Notiamo, intanto, che la partecipazione alle elezioni si è rivelata minoritaria. L’appello alle urne, coi soliti “sinistri” (alla Bersani) prodighi di promesse di un “meno peggio”, non ha incantato le masse. La “socialdemocrazia” ha già fatto qui le sue prove quanto basta. Certo, l’astensionismo non basta e men che meno è premessa, di per sé, di un posizionamento di classe, o addirittura rivoluzionario, ma è il sintomo dell’afflosciarsi delle prospettive (conservatrici borghesi) del parlamentarismo. Verrà il momento in cui ci interesseremo sul serio del parlamento borghese: e sarà per distruggerlo. Un buon sintomo, comunque, la cognizione che nulla c’è da aspettarsi da esso, ma solo dal partecipazionismo di lotta.

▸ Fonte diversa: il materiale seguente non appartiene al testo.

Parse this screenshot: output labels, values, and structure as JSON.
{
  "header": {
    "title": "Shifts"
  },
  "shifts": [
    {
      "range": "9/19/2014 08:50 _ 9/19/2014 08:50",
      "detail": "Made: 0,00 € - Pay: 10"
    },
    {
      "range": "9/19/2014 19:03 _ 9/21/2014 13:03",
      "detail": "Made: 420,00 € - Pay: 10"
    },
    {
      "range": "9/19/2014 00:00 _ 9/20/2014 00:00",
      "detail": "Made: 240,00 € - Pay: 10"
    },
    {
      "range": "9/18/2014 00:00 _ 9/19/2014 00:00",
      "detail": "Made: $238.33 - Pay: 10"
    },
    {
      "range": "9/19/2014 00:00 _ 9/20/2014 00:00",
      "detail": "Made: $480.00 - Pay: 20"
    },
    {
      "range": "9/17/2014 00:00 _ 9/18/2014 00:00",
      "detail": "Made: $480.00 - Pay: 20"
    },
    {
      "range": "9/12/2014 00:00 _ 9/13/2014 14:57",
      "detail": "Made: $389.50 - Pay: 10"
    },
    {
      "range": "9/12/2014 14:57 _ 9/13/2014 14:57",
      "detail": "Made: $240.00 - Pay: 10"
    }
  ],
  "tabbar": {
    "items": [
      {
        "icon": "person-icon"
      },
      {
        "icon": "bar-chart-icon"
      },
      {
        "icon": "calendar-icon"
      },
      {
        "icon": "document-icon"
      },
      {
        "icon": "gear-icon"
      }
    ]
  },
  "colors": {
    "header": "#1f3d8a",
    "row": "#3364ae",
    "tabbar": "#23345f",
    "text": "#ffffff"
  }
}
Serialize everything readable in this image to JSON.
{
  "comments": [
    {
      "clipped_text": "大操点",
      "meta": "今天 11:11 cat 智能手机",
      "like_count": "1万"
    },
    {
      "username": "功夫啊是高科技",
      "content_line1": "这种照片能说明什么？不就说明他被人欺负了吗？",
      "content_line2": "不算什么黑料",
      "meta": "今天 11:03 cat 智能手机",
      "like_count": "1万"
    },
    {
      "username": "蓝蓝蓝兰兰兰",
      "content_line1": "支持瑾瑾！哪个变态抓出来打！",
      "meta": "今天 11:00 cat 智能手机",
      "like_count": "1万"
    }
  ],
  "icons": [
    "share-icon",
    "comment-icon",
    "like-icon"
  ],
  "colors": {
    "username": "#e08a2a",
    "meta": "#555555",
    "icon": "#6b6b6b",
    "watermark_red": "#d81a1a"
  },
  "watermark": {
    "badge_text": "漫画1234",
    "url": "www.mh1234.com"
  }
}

Ma come ne potranno uscire i “truffati”? Per noi la cosa è chiara: il riposizionamento di questa massa in azione su un terreno di classe, con una propria organizzazione di partito, un proprio programma comunista rivoluzionario. Ne siamo molto distanti? Sicuramente, ma questa è la strada obbligata che spetta a noi, e ai pochi militanti sloveni tra i quali questa prospettiva si va delineando, indicare.

Qualche cretino ci spiegherà che dicendo questo vogliamo “sovrastare” l’attuale movimento spontaneo in termini “ideologici”, “svalutandone” le ragioni e la forza. E’ vero il contrario. I comunisti conseguenti sanno benissimo che il movimento vale in quanto deve scontrarsi con dei muri materiali da abbattere e non accordarsi a delle “idee” in loro intellettuale possesso. Ma è scientifico che questi muri sono quelli del capitalismo e che i decisivi colpi d’ariete contro di esso non saranno i garofani, ma la guerra civile, alla cui testa ci sarà il partito, di cui noi già qui vediamo i primi passi. Già vediamo attivi nella difesa della protesta sociale settori dell’intellighentzija e dell’arte che se ne stanno facendo carico. Non è ancora il proletariato in massa? Non è una novità nella storia, ma “poca favilla gran fiamma seconda”; su questo non abbiamo dubbi.

Con questa divorante passione noi salutiamo la gestazione in atto del futuro che ci attende anche nella nostra vicina Slovenia, forse un tantino più in avanti delle pastette elettoral-alternative che qui in Italia si continuano a proporre come “alternativa”.